Prior to initiating any treatment protocol, a careful examination of the thumb by a trained medical specialist is necessary to determine the extent of the injury and the appropriate treatment. Avulsion fractures and a Stener lesion are indications for surgery and a proper examination may require a local anesthesia to avoid the guarding that could result in a false negative finding.

Symptoms

When the findings reveal an overstretching of the ligament or an incomplete avulsion, typical symptoms include:

  • Pain and/or inflammation at the ulnar aspect of the metacarpophalangeal joint (MCPJ)
  • Bruising of the MCPJ may be present
  • Pain or weakness when pinching an object between thumb and forefinger
  • Tenderness with palpation

Treatment Options

As with most injuries, proper diagnosis and early intervention are key to successfully managing a UCL tear or disruption. The patient should be made aware of the seriousness of this diagnosis and must understand the importance of careful follow through with the treatment regime.

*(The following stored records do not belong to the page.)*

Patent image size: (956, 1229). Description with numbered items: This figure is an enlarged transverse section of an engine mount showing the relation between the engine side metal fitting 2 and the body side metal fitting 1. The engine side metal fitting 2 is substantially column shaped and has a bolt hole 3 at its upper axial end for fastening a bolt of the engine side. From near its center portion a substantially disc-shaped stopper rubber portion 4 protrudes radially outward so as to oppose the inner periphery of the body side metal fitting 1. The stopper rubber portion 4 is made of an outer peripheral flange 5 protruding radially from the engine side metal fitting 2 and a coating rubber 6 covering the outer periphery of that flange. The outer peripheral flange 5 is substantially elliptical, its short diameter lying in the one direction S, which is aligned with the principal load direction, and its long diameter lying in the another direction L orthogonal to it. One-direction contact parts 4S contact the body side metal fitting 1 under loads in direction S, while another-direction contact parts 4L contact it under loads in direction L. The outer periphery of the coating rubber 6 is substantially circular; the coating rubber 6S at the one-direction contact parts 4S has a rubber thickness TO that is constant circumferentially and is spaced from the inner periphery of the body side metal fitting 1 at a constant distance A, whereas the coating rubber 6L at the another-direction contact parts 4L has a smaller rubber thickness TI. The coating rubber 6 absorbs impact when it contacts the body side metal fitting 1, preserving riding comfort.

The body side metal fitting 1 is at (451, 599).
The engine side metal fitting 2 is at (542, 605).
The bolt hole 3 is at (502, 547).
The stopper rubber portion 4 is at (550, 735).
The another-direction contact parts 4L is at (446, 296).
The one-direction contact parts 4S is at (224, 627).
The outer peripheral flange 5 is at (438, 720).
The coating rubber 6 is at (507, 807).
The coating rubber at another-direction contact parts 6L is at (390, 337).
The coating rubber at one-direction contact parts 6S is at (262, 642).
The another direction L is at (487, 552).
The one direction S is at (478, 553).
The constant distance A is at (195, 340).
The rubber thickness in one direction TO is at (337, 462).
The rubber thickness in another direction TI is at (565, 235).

Initial treatment begins with icing, NSAID’s (non-steroidal anti-inflammatory drugs) to reduce pain and inflammation, and elevation of the hand to minimize swelling. Splints that stabilize and immobilize the thumb and/or wrist are required to facilitate healing and are generally worn for 4 to 6 weeks to allow adequate healing to take place.

Wearing a durable, comfortable splint such as the Thumb Spica Splint or the Wrist splint with Thumb Spica reduces stress on the thumb, gives the UCL time to heal, and helps to prevent further injury. Therapy, often with a hand therapy specialist, may be prescribed during the immobilization period to review a controlled range of motion exercises and strengthening when indicated. With careful adherence to a splinting and therapy program, over 90% UCL injuries will heal.

It is important to stage the return to activity carefully to avoid a recurrence of the injury. Persistent problems may require surgical intervention to reduce the risk of chronic instability. Restrictive splinting is indicated prior to and following surgery.